Утром он наслаждался видом ухоженного сада, наблюдая за тем, как медленно распускаются бутоны цветов, а на их лепестках россыпью бриллиантов сверкает утренняя роса. Вечером же он смотрел, как загораются огни города, расположенного под холмом, а позже, когда солнце пряталось где-то на западе, вел беседу со звездами. Теперь-то звезды могли услышать его, и они рассказывали маленькому камню о далеких землях, морях, ветрах и людях. Звезды видели столько всего и могли рассказать еще больше! Камень загорелся идеей самому все это увидеть. Годы проходили за вечерними беседами со звездами.
Каждый день с ним играла принцесса. У нее не было кукол, король-батюшка этого не одобрял, и девочка забавлялась с камешком-человечком. Она рассказывала ему о своих переживаниях, спрашивала молчаливого совета. А камешек лишь наблюдал, как она растет и как с каждым днем ее красота затмевает свет звезд. Так прошло одиннадцать лет.
Но как это бывает с юными девушками, они вырастают из кукол. Их мысли теперь занимают сверкающие балы и кавалеры. Про камешек же забыли. Он теперь, как и когда-то, пылился на подоконнике. Все, что он мог, — это терзаться рассказами звезд и смотреть на далекую, недоступную ему жизнь. А плюс ко всему у него начало болеть где-то с левой стороны. И болело с каждым днем все сильней, а единственным лекарством было присутствие принцессы, которая уже давно о нем забыла. Все просто — камешек влюбился в девушку, но не мог никому об этом рассказать. Звездам было все равно, а люди его не понимали. Порой он неделями кричал, вопил и стонал, но на него все так же не обращали внимания. Счастье обернулось кошмаром. И все, что оставалось, — продолжать кричать.
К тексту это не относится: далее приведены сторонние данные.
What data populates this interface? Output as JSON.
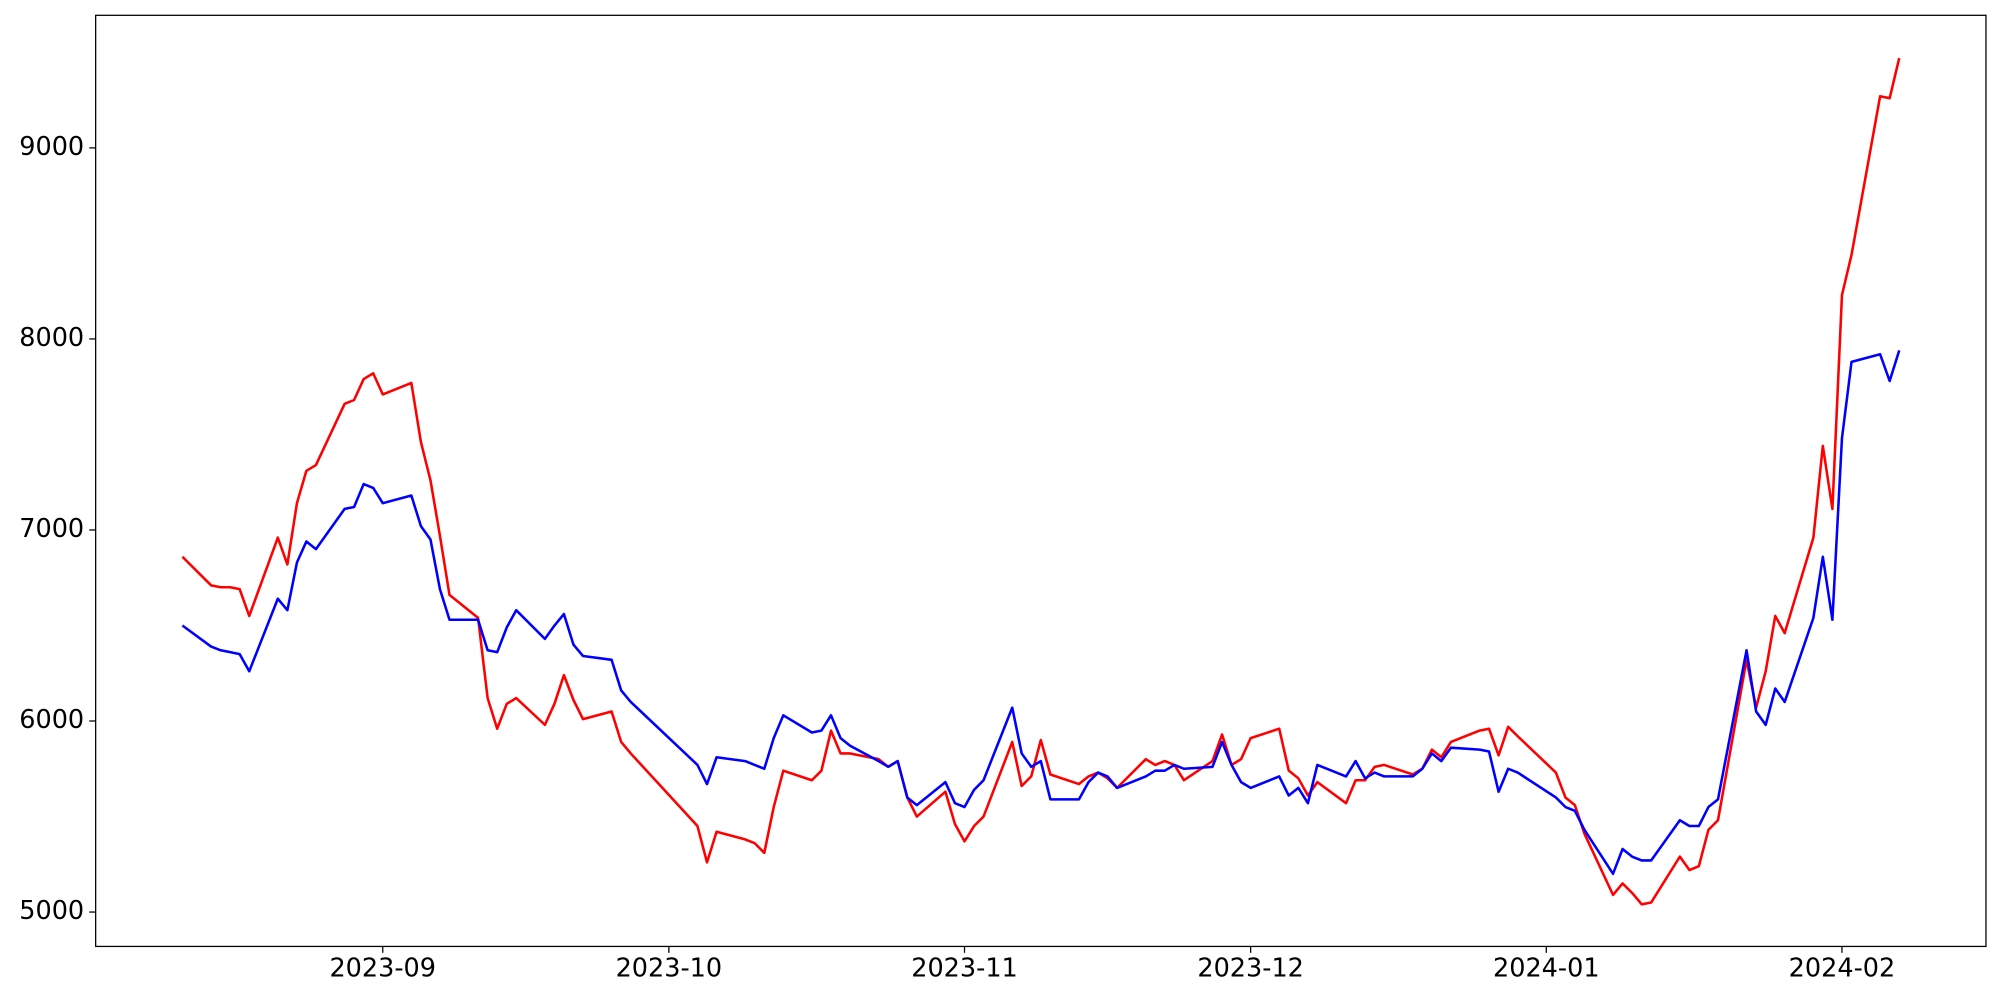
{
  "chart_data": {
    "type": "line",
    "x": [
      19580,
      19583,
      19584,
      19585,
      19586,
      19587,
      19590,
      19591,
      19592,
      19593,
      19594,
      19597,
      19598,
      19599,
      19600,
      19601,
      19604,
      19605,
      19606,
      19607,
      19608,
      19611,
      19612,
      19613,
      19614,
      19615,
      19618,
      19619,
      19620,
      19621,
      19622,
      19625,
      19626,
      19627,
      19634,
      19635,
      19636,
      19639,
      19640,
      19641,
      19642,
      19643,
      19646,
      19647,
      19648,
      19649,
      19650,
      19653,
      19654,
      19655,
      19656,
      19657,
      19660,
      19661,
      19662,
      19663,
      19664,
      19667,
      19668,
      19669,
      19670,
      19671,
      19674,
      19675,
      19676,
      19677,
      19678,
      19681,
      19682,
      19683,
      19684,
      19685,
      19688,
      19689,
      19690,
      19691,
      19692,
      19695,
      19696,
      19697,
      19698,
      19699,
      19702,
      19703,
      19704,
      19705,
      19706,
      19709,
      19710,
      19711,
      19712,
      19713,
      19716,
      19717,
      19718,
      19719,
      19720,
      19724,
      19725,
      19726,
      19727,
      19730,
      19731,
      19732,
      19733,
      19734,
      19737,
      19738,
      19739,
      19740,
      19741,
      19744,
      19745,
      19746,
      19747,
      19748,
      19751,
      19752,
      19753,
      19754,
      19755,
      19758,
      19759,
      19760
    ],
    "series": [
      {
        "color": "#ff0000",
        "values": [
          6860,
          6710,
          6700,
          6700,
          6690,
          6550,
          6960,
          6820,
          7140,
          7310,
          7340,
          7660,
          7680,
          7790,
          7820,
          7710,
          7770,
          7460,
          7260,
          6970,
          6660,
          6540,
          6120,
          5960,
          6090,
          6120,
          5980,
          6090,
          6240,
          6110,
          6010,
          6050,
          5890,
          5830,
          5450,
          5260,
          5420,
          5380,
          5360,
          5310,
          5550,
          5740,
          5690,
          5740,
          5950,
          5830,
          5830,
          5800,
          5760,
          5790,
          5600,
          5500,
          5630,
          5460,
          5370,
          5450,
          5500,
          5890,
          5660,
          5710,
          5900,
          5720,
          5670,
          5710,
          5730,
          5700,
          5650,
          5800,
          5770,
          5790,
          5770,
          5690,
          5790,
          5930,
          5770,
          5800,
          5910,
          5960,
          5740,
          5700,
          5610,
          5680,
          5570,
          5690,
          5690,
          5760,
          5770,
          5720,
          5750,
          5850,
          5810,
          5890,
          5950,
          5960,
          5820,
          5970,
          5920,
          5730,
          5600,
          5560,
          5410,
          5090,
          5150,
          5100,
          5040,
          5050,
          5290,
          5220,
          5240,
          5430,
          5480,
          6320,
          6070,
          6260,
          6550,
          6460,
          6960,
          7440,
          7110,
          8230,
          8440,
          9270,
          9260,
          9470
        ]
      },
      {
        "color": "#0000ff",
        "values": [
          6500,
          6390,
          6370,
          6360,
          6350,
          6260,
          6640,
          6580,
          6830,
          6940,
          6900,
          7110,
          7120,
          7240,
          7220,
          7140,
          7180,
          7020,
          6950,
          6690,
          6530,
          6530,
          6370,
          6360,
          6490,
          6580,
          6430,
          6500,
          6560,
          6400,
          6340,
          6320,
          6160,
          6100,
          5770,
          5670,
          5810,
          5790,
          5770,
          5750,
          5910,
          6030,
          5940,
          5950,
          6030,
          5910,
          5870,
          5790,
          5760,
          5790,
          5600,
          5560,
          5680,
          5570,
          5550,
          5640,
          5690,
          6070,
          5830,
          5760,
          5790,
          5590,
          5590,
          5680,
          5730,
          5710,
          5650,
          5710,
          5740,
          5740,
          5770,
          5750,
          5760,
          5890,
          5770,
          5680,
          5650,
          5710,
          5610,
          5650,
          5570,
          5770,
          5710,
          5790,
          5700,
          5730,
          5710,
          5710,
          5750,
          5830,
          5790,
          5860,
          5850,
          5840,
          5630,
          5750,
          5730,
          5600,
          5550,
          5530,
          5430,
          5200,
          5330,
          5290,
          5270,
          5270,
          5480,
          5450,
          5450,
          5550,
          5590,
          6370,
          6050,
          5980,
          6170,
          6100,
          6540,
          6860,
          6530,
          7480,
          7880,
          7920,
          7780,
          7940
        ]
      }
    ],
    "xlim": [
      19570.9,
      19769.1
    ],
    "xticks": [
      {
        "value": 19601,
        "label": "2023-09"
      },
      {
        "value": 19631,
        "label": "2023-10"
      },
      {
        "value": 19662,
        "label": "2023-11"
      },
      {
        "value": 19692,
        "label": "2023-12"
      },
      {
        "value": 19723,
        "label": "2024-01"
      },
      {
        "value": 19754,
        "label": "2024-02"
      }
    ],
    "ylim": [
      4820,
      9694
    ],
    "yticks": [
      5000,
      6000,
      7000,
      8000,
      9000
    ]
  }
}
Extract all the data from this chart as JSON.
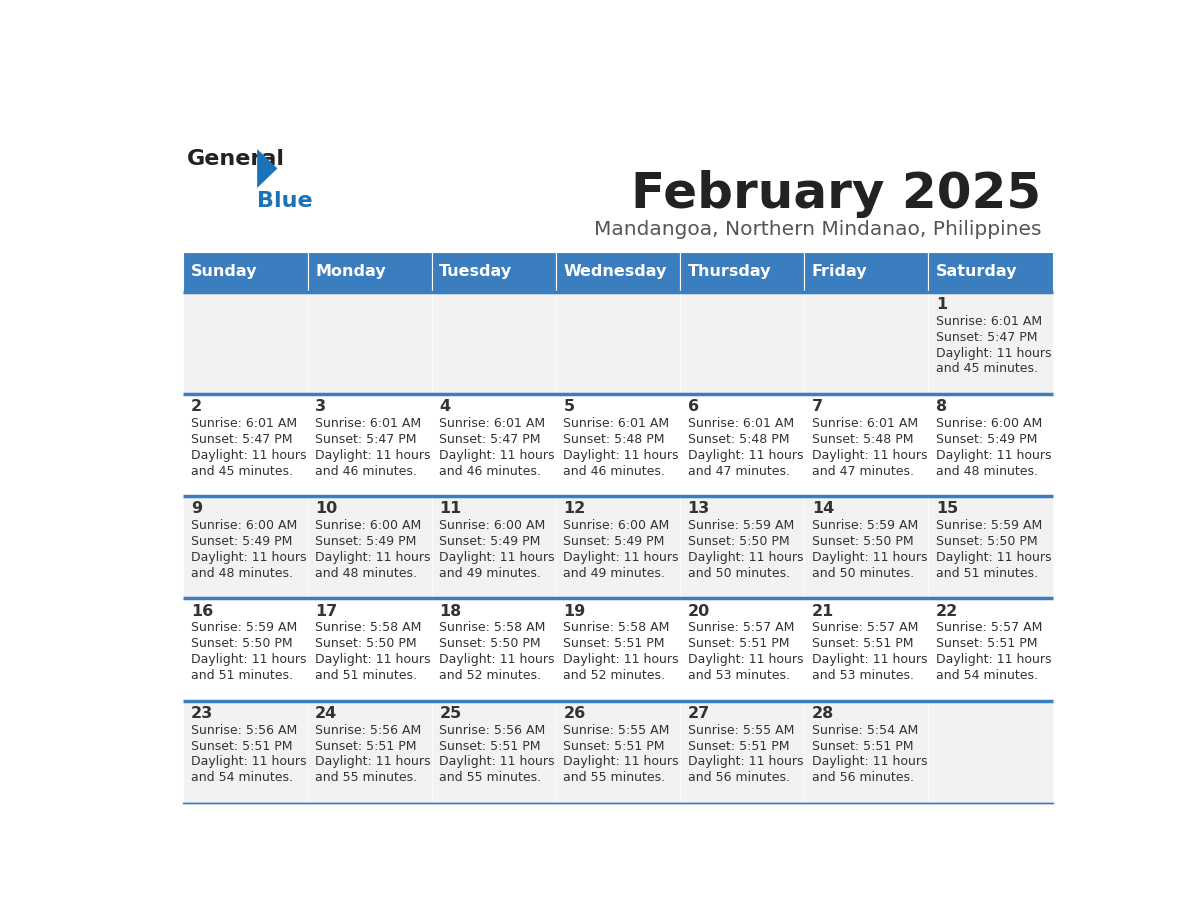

В один прекрасный день дверь в комнату отворилась, и на пороге показался волшебник. Он спросил у камня, чего ради тот так орет. Камень подивился человеку, который понимал его язык, а человек подивился камню, который не знает, с кем из людей можно разговаривать. И тогда камешек, узнав, что незнакомец сведущ в магии, попросил превратить его в человека. Волшебник отказался и не объяснил причину. Но камень молил его, рассказывал о том, как сильно любит принцессу, о том, как долго мечтал поведать ей об этом. И так сильно молил он волшебника, что тот сжалился над камнем и исполнил его желание. В тот же миг на подоконнике очутился юноша. Он был так же красив, как скульптура, только-только вышедшая из-под резца умелого скульптора. Камешек не мог поверить — он был человеком. Он мог говорить, дышать, чувствовать.